As others have pointed out, the nonassociativity of the octonions prevents one from constructing a group. For example, any subgroup of the octonions lives inside of a quaternion subalgebra. Having said that, the Clifford algebra $Cl(\mathbb{R}^7)$ has two inequivalent irreducible representations which are each as real vector spaces isomorphic to the octonions (i.e., they are eight-dimensional) and provided that we identify $\mathbb{R}^7$ with the imaginary octonions, the action of $Cl(\mathbb{R}^7)$ is given by left and right octonionic multiplications. This is analogous to what happens with $Cl(\mathbb{R}^3)$ substituting *octonion* for *quaternion* in what I said above.

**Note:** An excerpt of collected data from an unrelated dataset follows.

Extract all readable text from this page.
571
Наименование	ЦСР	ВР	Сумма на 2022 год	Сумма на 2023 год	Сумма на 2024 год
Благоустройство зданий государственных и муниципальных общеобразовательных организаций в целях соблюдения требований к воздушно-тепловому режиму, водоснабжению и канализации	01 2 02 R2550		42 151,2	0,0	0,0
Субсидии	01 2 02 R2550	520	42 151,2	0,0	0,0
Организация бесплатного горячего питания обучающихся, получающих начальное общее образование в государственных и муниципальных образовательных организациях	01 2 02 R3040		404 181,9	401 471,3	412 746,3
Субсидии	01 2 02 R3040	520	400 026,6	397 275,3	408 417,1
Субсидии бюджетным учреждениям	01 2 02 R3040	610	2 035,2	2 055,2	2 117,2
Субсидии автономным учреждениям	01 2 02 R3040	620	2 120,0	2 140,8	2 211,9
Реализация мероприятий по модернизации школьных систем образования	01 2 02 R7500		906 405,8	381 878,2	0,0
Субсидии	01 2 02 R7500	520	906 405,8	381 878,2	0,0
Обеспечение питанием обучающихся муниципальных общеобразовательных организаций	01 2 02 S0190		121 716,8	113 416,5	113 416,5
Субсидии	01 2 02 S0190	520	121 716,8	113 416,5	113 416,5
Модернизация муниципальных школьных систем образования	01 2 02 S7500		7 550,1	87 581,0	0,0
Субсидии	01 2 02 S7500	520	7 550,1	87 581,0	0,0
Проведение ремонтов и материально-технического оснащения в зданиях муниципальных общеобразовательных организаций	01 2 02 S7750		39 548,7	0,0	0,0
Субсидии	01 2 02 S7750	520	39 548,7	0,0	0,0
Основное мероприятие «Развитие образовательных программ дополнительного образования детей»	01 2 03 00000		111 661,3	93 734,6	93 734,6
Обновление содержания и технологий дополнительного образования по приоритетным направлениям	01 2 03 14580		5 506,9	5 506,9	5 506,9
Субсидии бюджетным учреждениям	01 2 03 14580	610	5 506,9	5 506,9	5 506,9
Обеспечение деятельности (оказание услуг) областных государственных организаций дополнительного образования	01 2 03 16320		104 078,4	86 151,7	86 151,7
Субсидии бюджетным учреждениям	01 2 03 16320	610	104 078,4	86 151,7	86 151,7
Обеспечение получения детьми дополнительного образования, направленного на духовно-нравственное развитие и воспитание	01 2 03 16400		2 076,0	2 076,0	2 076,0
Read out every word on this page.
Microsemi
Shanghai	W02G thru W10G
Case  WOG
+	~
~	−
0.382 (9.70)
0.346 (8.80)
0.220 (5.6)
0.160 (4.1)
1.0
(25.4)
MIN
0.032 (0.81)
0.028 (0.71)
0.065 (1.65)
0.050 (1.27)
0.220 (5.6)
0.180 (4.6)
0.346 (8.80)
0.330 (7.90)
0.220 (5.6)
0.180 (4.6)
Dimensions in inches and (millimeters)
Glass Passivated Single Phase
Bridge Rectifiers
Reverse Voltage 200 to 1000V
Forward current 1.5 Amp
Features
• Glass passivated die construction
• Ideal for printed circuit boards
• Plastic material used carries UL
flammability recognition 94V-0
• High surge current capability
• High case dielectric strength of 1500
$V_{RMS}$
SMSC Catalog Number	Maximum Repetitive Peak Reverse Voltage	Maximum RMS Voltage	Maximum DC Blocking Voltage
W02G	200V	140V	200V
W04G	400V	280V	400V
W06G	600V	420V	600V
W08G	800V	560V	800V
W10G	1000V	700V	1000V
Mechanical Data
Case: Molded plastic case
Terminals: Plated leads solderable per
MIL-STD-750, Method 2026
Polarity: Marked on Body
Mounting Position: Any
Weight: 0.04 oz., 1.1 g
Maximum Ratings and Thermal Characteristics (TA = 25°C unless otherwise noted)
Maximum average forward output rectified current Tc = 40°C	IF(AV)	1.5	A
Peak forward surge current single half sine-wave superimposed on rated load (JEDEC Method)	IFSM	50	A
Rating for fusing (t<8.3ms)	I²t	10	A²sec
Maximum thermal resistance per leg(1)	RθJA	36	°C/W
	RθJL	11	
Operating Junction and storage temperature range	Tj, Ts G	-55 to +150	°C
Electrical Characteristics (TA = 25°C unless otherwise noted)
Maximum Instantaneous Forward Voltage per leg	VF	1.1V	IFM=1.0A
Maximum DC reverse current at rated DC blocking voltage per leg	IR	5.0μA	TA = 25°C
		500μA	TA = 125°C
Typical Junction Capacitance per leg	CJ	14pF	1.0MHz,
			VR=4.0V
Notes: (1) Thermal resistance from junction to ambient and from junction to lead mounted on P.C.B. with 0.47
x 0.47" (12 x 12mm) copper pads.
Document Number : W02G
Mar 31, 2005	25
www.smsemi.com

Now the Spin group $Spin(3)$ is the one-dimensional quaternionic unitary group and lives naturally inside $Cl(\mathbb{R}^3)$, so one could think of the group $Spin(7)$ as being the analogue of the one-dimensional octonionic unitary group.

By the same token, and given the low-dimensional isomorphisms
$$Spin(2,1) \cong SL(2,\mathbb{R})$$
$$Spin(3,1) \cong SL(2,\mathbb{C})$$
$$Spin(5,1) \cong SL(2,\mathbb{H})$$
one would be tempted to think of $Spin(9,1)$ as $SL(2,\mathbb{O})$, even though such a group as written does not exist.